SW: The scope and reach of both these revolutions is far from over, and many exciting directions in stylistics are still emerging from within these general areas. I think one interesting methodological direction is towards the greater reliance on formal reader response data and the way it is being used to support and direct stylistic analyses. It is becoming more common to refer to data such as questionnaires, interviews, discussions and online postings in the framing of stylistic analyses. Through collaboration with researchers in other disciplines, there are also even greater connections being made between non-verbal data (such as response times and eye movements) and traditional stylistic concerns. Stylisticians are becoming more proficient in the collection and analysis of this kind of extra-textual data, which is a notable future direction in the field. Greater attention to aesthetics and phenomenological or experiential aspects of reading is another notable new direction that has evolved from the cognitive revolution.

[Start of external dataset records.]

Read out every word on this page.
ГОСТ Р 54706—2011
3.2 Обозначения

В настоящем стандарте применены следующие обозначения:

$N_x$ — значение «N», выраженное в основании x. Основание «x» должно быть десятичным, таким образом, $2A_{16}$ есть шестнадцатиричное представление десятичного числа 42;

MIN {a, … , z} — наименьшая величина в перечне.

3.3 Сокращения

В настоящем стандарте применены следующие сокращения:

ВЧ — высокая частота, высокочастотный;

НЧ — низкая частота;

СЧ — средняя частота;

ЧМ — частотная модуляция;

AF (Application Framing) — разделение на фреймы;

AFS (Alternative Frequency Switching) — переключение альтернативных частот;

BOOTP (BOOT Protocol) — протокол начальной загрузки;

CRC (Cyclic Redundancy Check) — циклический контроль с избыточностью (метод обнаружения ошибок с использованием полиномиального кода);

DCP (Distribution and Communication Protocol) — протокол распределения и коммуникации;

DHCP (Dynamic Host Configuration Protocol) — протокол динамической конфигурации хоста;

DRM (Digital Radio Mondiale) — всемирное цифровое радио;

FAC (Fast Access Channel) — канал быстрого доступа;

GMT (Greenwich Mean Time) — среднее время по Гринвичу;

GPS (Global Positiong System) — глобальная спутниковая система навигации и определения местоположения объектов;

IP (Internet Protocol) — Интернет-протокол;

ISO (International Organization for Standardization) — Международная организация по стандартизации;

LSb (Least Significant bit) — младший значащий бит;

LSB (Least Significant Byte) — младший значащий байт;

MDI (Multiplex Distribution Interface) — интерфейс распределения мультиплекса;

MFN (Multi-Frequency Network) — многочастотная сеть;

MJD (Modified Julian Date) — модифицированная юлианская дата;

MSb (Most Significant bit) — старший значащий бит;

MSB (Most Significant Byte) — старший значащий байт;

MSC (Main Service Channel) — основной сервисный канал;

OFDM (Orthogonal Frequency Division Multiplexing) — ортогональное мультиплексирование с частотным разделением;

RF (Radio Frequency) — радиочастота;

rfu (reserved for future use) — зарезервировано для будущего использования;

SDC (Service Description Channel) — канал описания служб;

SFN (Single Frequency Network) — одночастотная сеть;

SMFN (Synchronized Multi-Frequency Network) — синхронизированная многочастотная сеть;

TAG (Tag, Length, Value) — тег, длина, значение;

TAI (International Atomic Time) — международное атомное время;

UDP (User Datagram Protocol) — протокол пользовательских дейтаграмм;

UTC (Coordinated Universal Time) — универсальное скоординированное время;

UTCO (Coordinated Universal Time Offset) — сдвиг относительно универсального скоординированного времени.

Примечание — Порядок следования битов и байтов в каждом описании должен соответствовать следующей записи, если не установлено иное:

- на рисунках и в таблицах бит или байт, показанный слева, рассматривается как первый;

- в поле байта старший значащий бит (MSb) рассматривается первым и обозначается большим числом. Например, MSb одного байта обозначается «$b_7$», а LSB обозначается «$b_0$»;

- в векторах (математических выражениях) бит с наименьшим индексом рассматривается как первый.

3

PS: Yes, these are all the things you are interested in! But of course they are all areas of great potential right now. As I’ve said before, it strikes me increasingly that there is much common cause between stylistics and the way creative writing is (or could be) taught in universities. I have learnt a lot from practising professional writers who talk about their work in terms of detailed textural choices, and such people are almost without exception interested in the sorts of things stylisticians do. It is especially awkward and insightful to produce a stylistic analysis of a colleague’s own writing and discuss its effects.
My sense of the future is that stylistics will continue to move towards the centre of the institution of literary scholarship. There is some resistance from the middle of this institution, of course, but in fact the driver for change is not coming from there but from below and from above. The demand from below lies in the way that ‘English language’ has been promoted and taught in schools, and indirectly promoted by governments who see it as more easily testable than literary cultural knowledge. Students arrive at university, as it were, already primed and ready for a focus on literary texture. From above, there are more job opportunities for trained stylisticians than for periodised literary scholars. This is because the stylistician is usually highly adaptable and can teach both literature and language. When I got my first university job 25 years ago, there was barely any such thing as a lectureship in stylistics (I was employed as a sociolinguist!): nowadays an appointment in one of the many diverse areas of stylistic-related work is regarded as normal.
Undoubtedly there will be another revolution in the study of language after the cognitivist turn. Perhaps the increase in computational power and methods will accelerate corpus stylistics into a form unimaginable today. I hope I will still be adaptable enough and enthusiastic enough to embrace whatever comes along next, not simply for the sake of intellectual fashion but because there will be new opportunities to move towards better descriptions and understanding of literary works, creativity, readers and reading.